Thursday, May 1, 2008

Key West Independence Celebration and Andy's Visit

There's no place else quite like Key West.

It's only about 50 miles from Marathon, which we could have sailed in one long day, but we decided to take our time and make it a two-day trip. We anchored in Newfound Harbor, a little more than half the way. The next day (Tuesday, April 22nd), we sailed into Key West about two in the afternoon.

There were a couple of places to anchor right across the busy main channel near the "Old Town" area, which were already quite full of boats. There was also a mooring field, but it was located a long dinghy-ride away from the festivities.

I suggested we try to find some space in one of the anchorages closest to the festivities. The wind and current were both strong from the north, and the anchorage didn't provide a lot of protection, but we managed to get the anchor set well.
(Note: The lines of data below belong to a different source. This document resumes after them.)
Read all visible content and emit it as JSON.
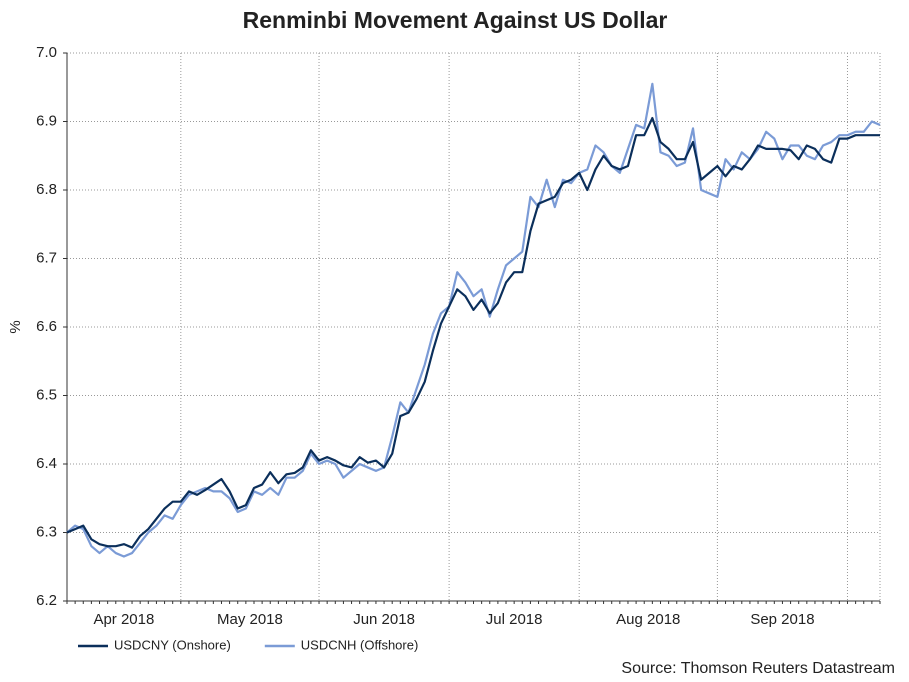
{
  "chart_data": {
    "type": "line",
    "title": "Renminbi Movement Against US Dollar",
    "ylabel": "%",
    "source": "Source: Thomson Reuters Datastream",
    "categories": [
      "Apr 2018",
      null,
      null,
      null,
      null,
      null,
      null,
      null,
      null,
      null,
      null,
      null,
      null,
      null,
      "May 2018",
      null,
      null,
      null,
      null,
      null,
      null,
      null,
      null,
      null,
      null,
      null,
      null,
      null,
      null,
      null,
      null,
      "Jun 2018",
      null,
      null,
      null,
      null,
      null,
      null,
      null,
      null,
      null,
      null,
      null,
      null,
      null,
      null,
      null,
      "Jul 2018",
      null,
      null,
      null,
      null,
      null,
      null,
      null,
      null,
      null,
      null,
      null,
      null,
      null,
      null,
      null,
      "Aug 2018",
      null,
      null,
      null,
      null,
      null,
      null,
      null,
      null,
      null,
      null,
      null,
      null,
      null,
      null,
      null,
      null,
      "Sep 2018",
      null,
      null,
      null,
      null,
      null,
      null,
      null,
      null,
      null,
      null,
      null,
      null,
      null,
      null,
      null,
      null,
      null,
      null,
      null,
      null
    ],
    "series": [
      {
        "name": "USDCNY (Onshore)",
        "color": "#0b2f5b",
        "values": [
          6.3,
          6.305,
          6.31,
          6.29,
          6.283,
          6.28,
          6.28,
          6.283,
          6.278,
          6.295,
          6.305,
          6.32,
          6.335,
          6.345,
          6.345,
          6.36,
          6.355,
          6.362,
          6.37,
          6.378,
          6.36,
          6.335,
          6.34,
          6.365,
          6.37,
          6.388,
          6.372,
          6.385,
          6.387,
          6.395,
          6.42,
          6.405,
          6.41,
          6.405,
          6.398,
          6.395,
          6.41,
          6.402,
          6.405,
          6.395,
          6.415,
          6.47,
          6.475,
          6.495,
          6.52,
          6.565,
          6.605,
          6.63,
          6.655,
          6.645,
          6.625,
          6.64,
          6.62,
          6.635,
          6.665,
          6.68,
          6.68,
          6.74,
          6.78,
          6.785,
          6.79,
          6.81,
          6.815,
          6.825,
          6.8,
          6.83,
          6.85,
          6.835,
          6.83,
          6.835,
          6.88,
          6.88,
          6.905,
          6.87,
          6.86,
          6.845,
          6.845,
          6.87,
          6.815,
          6.825,
          6.835,
          6.82,
          6.835,
          6.83,
          6.845,
          6.865,
          6.86,
          6.86,
          6.86,
          6.858,
          6.845,
          6.865,
          6.86,
          6.845,
          6.84,
          6.875,
          6.875,
          6.88,
          6.88,
          6.88,
          6.88
        ]
      },
      {
        "name": "USDCNH (Offshore)",
        "color": "#7b9bd6",
        "values": [
          6.3,
          6.31,
          6.305,
          6.28,
          6.27,
          6.28,
          6.27,
          6.265,
          6.27,
          6.285,
          6.3,
          6.31,
          6.325,
          6.32,
          6.34,
          6.355,
          6.36,
          6.365,
          6.36,
          6.36,
          6.35,
          6.33,
          6.335,
          6.36,
          6.355,
          6.365,
          6.355,
          6.38,
          6.38,
          6.39,
          6.415,
          6.4,
          6.405,
          6.4,
          6.38,
          6.39,
          6.4,
          6.395,
          6.39,
          6.395,
          6.44,
          6.49,
          6.475,
          6.51,
          6.545,
          6.59,
          6.62,
          6.63,
          6.68,
          6.665,
          6.645,
          6.655,
          6.615,
          6.655,
          6.69,
          6.7,
          6.71,
          6.79,
          6.775,
          6.815,
          6.775,
          6.815,
          6.81,
          6.825,
          6.83,
          6.865,
          6.855,
          6.835,
          6.825,
          6.86,
          6.895,
          6.89,
          6.955,
          6.855,
          6.85,
          6.835,
          6.84,
          6.89,
          6.8,
          6.795,
          6.79,
          6.845,
          6.83,
          6.855,
          6.845,
          6.86,
          6.885,
          6.875,
          6.845,
          6.865,
          6.865,
          6.85,
          6.845,
          6.865,
          6.87,
          6.88,
          6.88,
          6.885,
          6.885,
          6.9,
          6.895
        ]
      }
    ],
    "ylim": [
      6.2,
      7.0
    ],
    "yticks": [
      6.2,
      6.3,
      6.4,
      6.5,
      6.6,
      6.7,
      6.8,
      6.9,
      {
        "value": 7.0,
        "label": "7.0"
      }
    ],
    "grid": true,
    "legend": "bottom-left"
  }
}
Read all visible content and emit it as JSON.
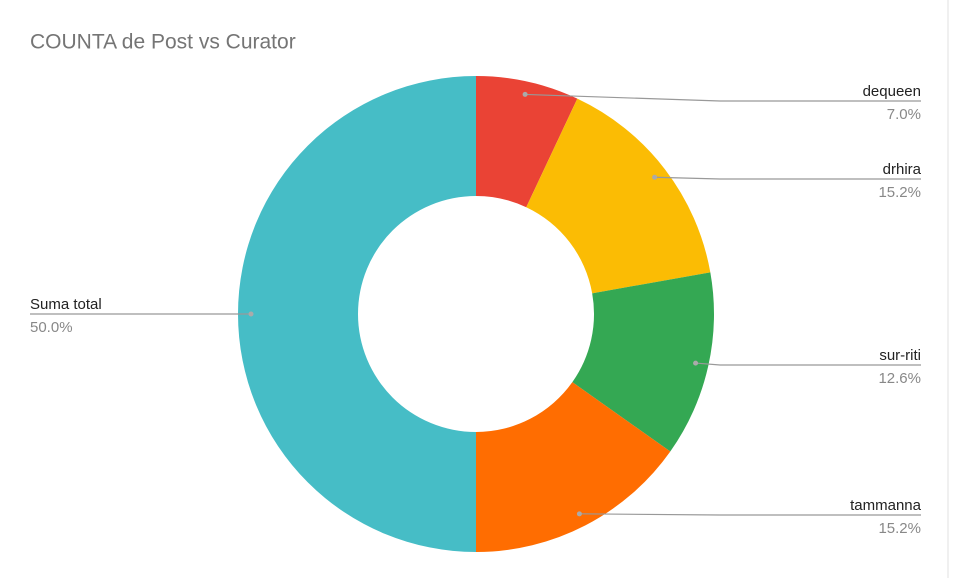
{
  "chart_data": {
    "type": "donut",
    "title": "COUNTA de Post vs Curator",
    "categories": [
      "dequeen",
      "drhira",
      "sur-riti",
      "tammanna",
      "Suma total"
    ],
    "values": [
      7.0,
      15.2,
      12.6,
      15.2,
      50.0
    ],
    "value_labels": [
      "7.0%",
      "15.2%",
      "12.6%",
      "15.2%",
      "50.0%"
    ],
    "colors": [
      "#ea4335",
      "#fbbc04",
      "#34a853",
      "#ff6d01",
      "#46bdc6"
    ]
  }
}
We seemed to be far enough from the other boats.

We dinghied into the main Key West harbor (called Key West Bight) and walked around the bustling waterfront. We had an early dinner at the Turtle Kraal Restaurant overlooking the harbor, then returned to the boat around 7:00 for an early bedtime.
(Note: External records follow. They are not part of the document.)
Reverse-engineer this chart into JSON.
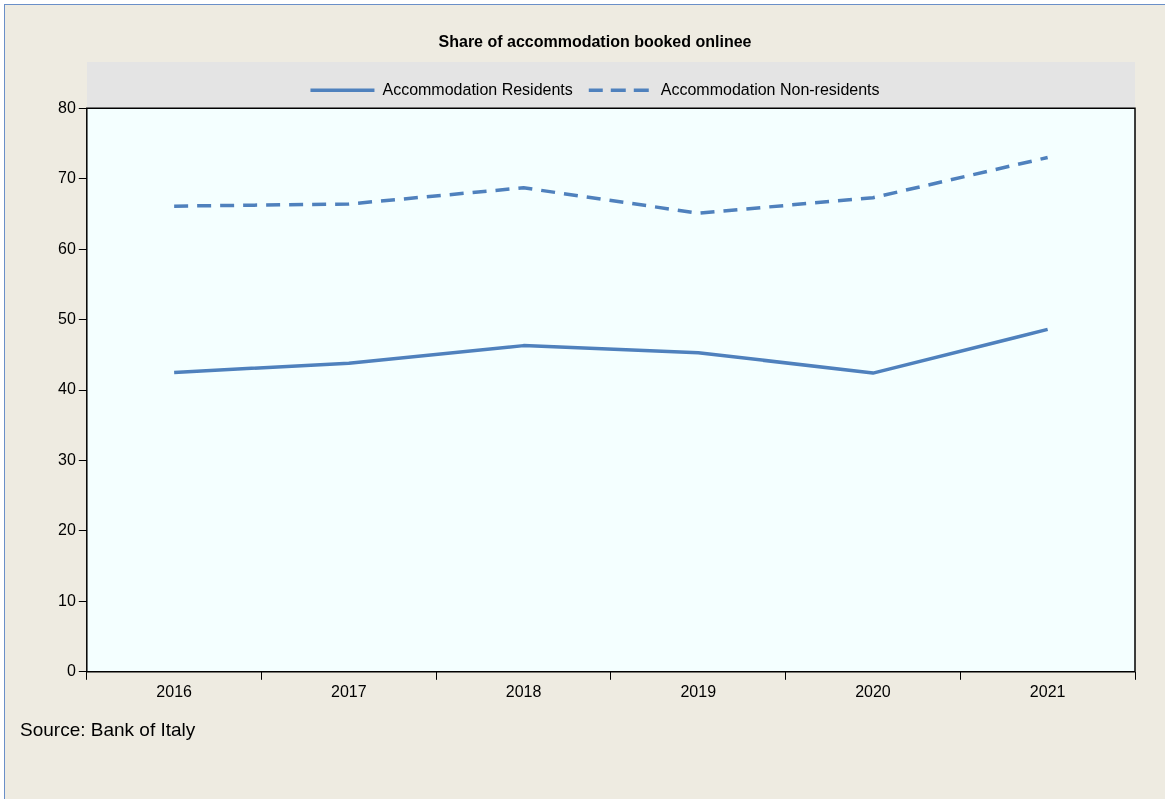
{
  "chart_data": {
    "type": "line",
    "title": "Share of accommodation booked onlinee",
    "categories": [
      "2016",
      "2017",
      "2018",
      "2019",
      "2020",
      "2021"
    ],
    "series": [
      {
        "name": "Accommodation Residents",
        "color": "#4f81bd",
        "line_style": "solid",
        "values": [
          42.5,
          43.8,
          46.3,
          45.3,
          42.4,
          48.6
        ]
      },
      {
        "name": "Accommodation Non-residents",
        "color": "#4f81bd",
        "line_style": "dashed",
        "values": [
          66.1,
          66.4,
          68.7,
          65.1,
          67.3,
          73.0
        ]
      }
    ],
    "ylim": [
      0,
      80
    ],
    "yticks": [
      0,
      10,
      20,
      30,
      40,
      50,
      60,
      70,
      80
    ],
    "grid": false,
    "legend": "top",
    "marker": "none",
    "annotations": [
      "Source: Bank of Italy"
    ]
  }
}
A loud air horn awakened us from a sound sleep around midnight. We rushed to the cockpit and discovered another boat precariously bobbing barely three feet in front of our bow.

I started the engines while Phil went forward to discuss the situation with the captain of the other boat. The other captain was determined that he should not be required to move, even though our boat was still in the same relative position as when we anchored and he had moved closer to us.

Since we were the last to anchor, and further negotiations with the other captain seemed fruitless, we upped the anchor. It was very dark and the wind was howling. We tried to re-anchor a little farther away, but couldn't get the anchor to set.

After two or three more tries, we gingerly made our way in the dark across the channel to a second anchorage with fewer boats. The first couple of tries didn't hold, and we discussed the possibility of just cruising around for the rest of the night in the dark, but a third try was successful and the anchor seemed well set.

Our anchoring faith had been tested, however, and we shared "anchor watches" the rest of the night, with one sleeping and the other awake to be sure the anchor didn't drag.

Daylight found us groggy, but safely anchored in the same place. We quickly decided that moving to the mooring balls was the best choice for guaranteeing a good night's sleep, even though the mooring balls were farther away from the festivities.

We spent Wednesday and Thursday nights safely attached to the mooring balls. Wednesday we rested and did projects on board. Thursday, we agreed we deserved to have some fun.

We dinghied to the nearest dock, about a mile away, and walked about a mile to the downtown area. We met friends for an early dinner and then headed down Duvall Street for the Conch Republic Independence Parade.

It was a most unusual parade, to say the least. Thousands of tourists lined Duvall Street. The parade featured the Conch Republic Hair Force (Key West locals wearing inflatable airplanes around their waists and big Marge Simpson hairdos): the Conch Republic CIA (Cuties in Action) consisting of women in bright costumes on roller skates; various Conch Republic dignitaries, lots of costumed pirates throwing candy and necklaces, and other floats that simply defy description. Everyone had a great time.

It was a total spoof of every kind of parade you have ever seen. The police presence was almost nonexistent, unlike parades we are accustomed to. The motorcycle officers we did see were wearing necklaces and leighs.

On Friday, we left the mooring field and moved to a marina on Stock Island, just east of Key West, to await the arrival of our younger son, Andy, who was flying in from Seattle to spend a few days with us.

Andy's plane arrived in Ft. Lauderdale after midnight Friday. He rented a car and drove the three and a half hours to Key West, arriving at the marina about 4:30 a.m. Saturday.

We welcomed him aboard, talked for a while, then everyone retired to our staterooms to finish our night's sleep.

The next few days, we enjoyed more Conch Republic festivities, including watching a "bed race" up Duvall Street. We ate lots of seafood, took Andy on a day sail in some pretty bumpy seas, and saw the sights of Key West. We also enjoyed just spending time with our younger son.

The visit ended too quickly. Andy headed back to Ft. Lauderdale around noon on Tuesday. We topped off the fuel tanks and headed out soon after, destined for an anchorage at Bahia Honda Key.

We had a nice sail to Bahia Honda, catching a large Black Grouper as we pulled into the anchorage around 5:00 p.m. We anchored with friends that night and shared dinner.

The next day, the winds picked up dramatically. Although we only had about eight miles to get back to Boot Key Harbor at Marathon, it was a rough eight miles. The winds increased to about 24 knots and they were right on the nose. We pounded our way through the waves, motoring and sailing, into Boot Key around noon, glad to be safely in the comfort of a harbor and secure on a mooring ball.